Mas a Casa Branca não se deu por vencida e apresentou na segunda-feira mais argumentos em defesa do seu recurso. Pelas 15:00 locais, o Departamento norte-americano da Justiça apresentou os seus argumentos, frisando que aquele decreto – vulgarmente designado decreto anti-imigração, mas que o Donald Trump não vê como tal – "é um exercício legal da autoridade do presidente quanto à entrada de estrangeiros nos EUA e à admissão de refugiados".

 

Apresentados os argumentos, espera-se agora uma decisão do outro lado do campo.
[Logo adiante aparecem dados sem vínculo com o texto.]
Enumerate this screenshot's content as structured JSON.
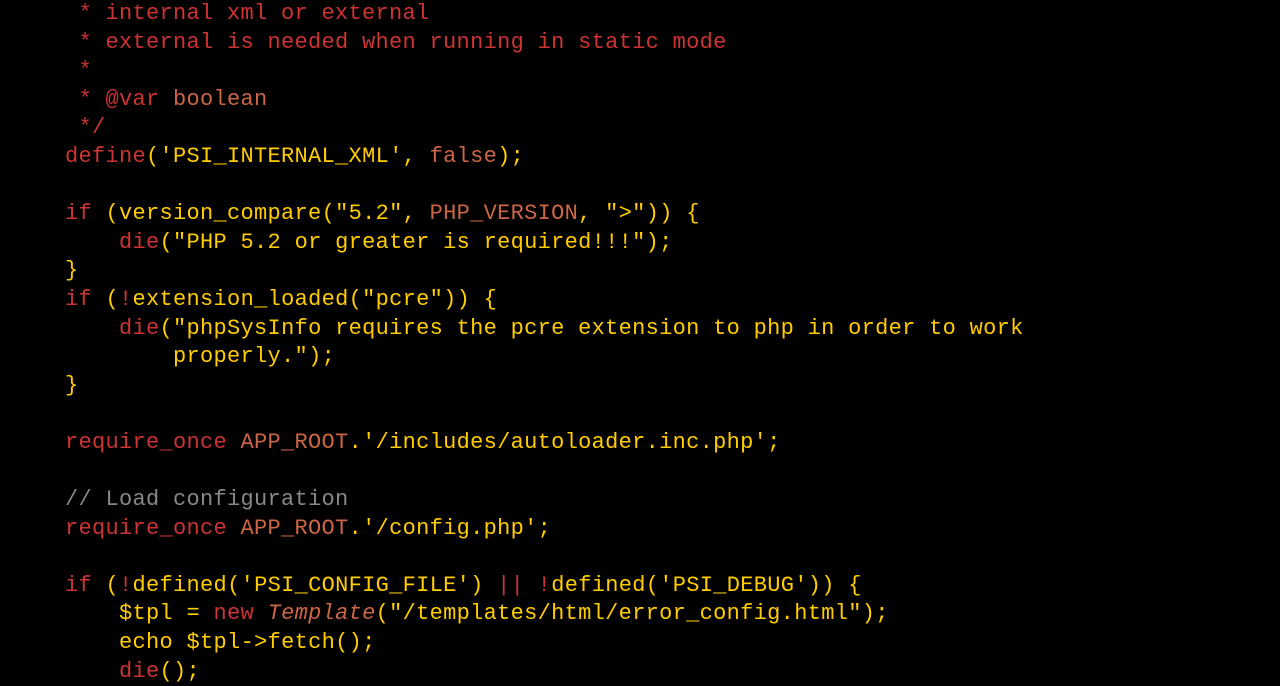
{
  "code": {
    "comment1": " * internal xml or external",
    "comment2": " * external is needed when running in static mode",
    "comment3": " *",
    "comment4_prefix": " * ",
    "comment4_tag": "@var",
    "comment4_type": " boolean",
    "comment5": " */",
    "define_kw": "define",
    "define_open": "(",
    "define_str": "'PSI_INTERNAL_XML'",
    "define_sep": ", ",
    "define_val": "false",
    "define_close": ");",
    "if1_kw": "if",
    "if1_open": " (",
    "if1_func": "version_compare",
    "if1_args_open": "(",
    "if1_arg1": "\"5.2\"",
    "if1_sep1": ", ",
    "if1_const": "PHP_VERSION",
    "if1_sep2": ", ",
    "if1_arg3": "\">\"",
    "if1_args_close": ")) {",
    "die1_kw": "die",
    "die1_open": "(",
    "die1_str": "\"PHP 5.2 or greater is required!!!\"",
    "die1_close": ");",
    "brace1": "}",
    "if2_kw": "if",
    "if2_open": " (",
    "if2_bang": "!",
    "if2_func": "extension_loaded",
    "if2_args_open": "(",
    "if2_arg": "\"pcre\"",
    "if2_args_close": ")) {",
    "die2_kw": "die",
    "die2_open": "(",
    "die2_str": "\"phpSysInfo requires the pcre extension to php in order to work",
    "die2_cont": "properly.\"",
    "die2_close": ");",
    "brace2": "}",
    "req1_kw": "require_once",
    "req1_sp": " ",
    "req1_const": "APP_ROOT",
    "req1_dot": ".",
    "req1_str": "'/includes/autoloader.inc.php'",
    "req1_end": ";",
    "loadcfg": "// Load configuration",
    "req2_kw": "require_once",
    "req2_sp": " ",
    "req2_const": "APP_ROOT",
    "req2_dot": ".",
    "req2_str": "'/config.php'",
    "req2_end": ";",
    "if3_kw": "if",
    "if3_open": " (",
    "if3_bang1": "!",
    "if3_func1": "defined",
    "if3_args1_open": "(",
    "if3_arg1": "'PSI_CONFIG_FILE'",
    "if3_args1_close": ") ",
    "if3_or": "||",
    "if3_sp": " ",
    "if3_bang2": "!",
    "if3_func2": "defined",
    "if3_args2_open": "(",
    "if3_arg2": "'PSI_DEBUG'",
    "if3_args2_close": ")) {",
    "tpl_var": "$tpl",
    "tpl_eq": " = ",
    "tpl_new": "new",
    "tpl_sp": " ",
    "tpl_class": "Template",
    "tpl_open": "(",
    "tpl_str": "\"/templates/html/error_config.html\"",
    "tpl_close": ");",
    "echo_kw": "echo",
    "echo_sp": " ",
    "echo_var": "$tpl",
    "echo_arrow": "->",
    "echo_method": "fetch",
    "echo_call": "();",
    "die3_kw": "die",
    "die3_call": "();"
  }
}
Um painel composto por três juízes do Tribunal de Recurso de São Francisco agendou uma audiência por telefone para as 15:00 (23:00 em Lisboa) de terça-feira, esperando-se que avance depois com o seu entender sobre este veto.

 

O painel de juízes comunicou que daria 30 minutos a cada um dos lados para apresentarem os seus argumentos.

 

Se a decisão final em São Francisco não for favorável a Trump, o caso regressa ao tribunal de Seattle, onde o juiz James Robart ponderará sobre se deve manter o seu veto.

 

Se também aí voltar a perder, a Administração Trump poderá então recorrer junto do Supremo Tribunal, cenário que muitos especialistas citados pela imprensa internacional apontam como provável.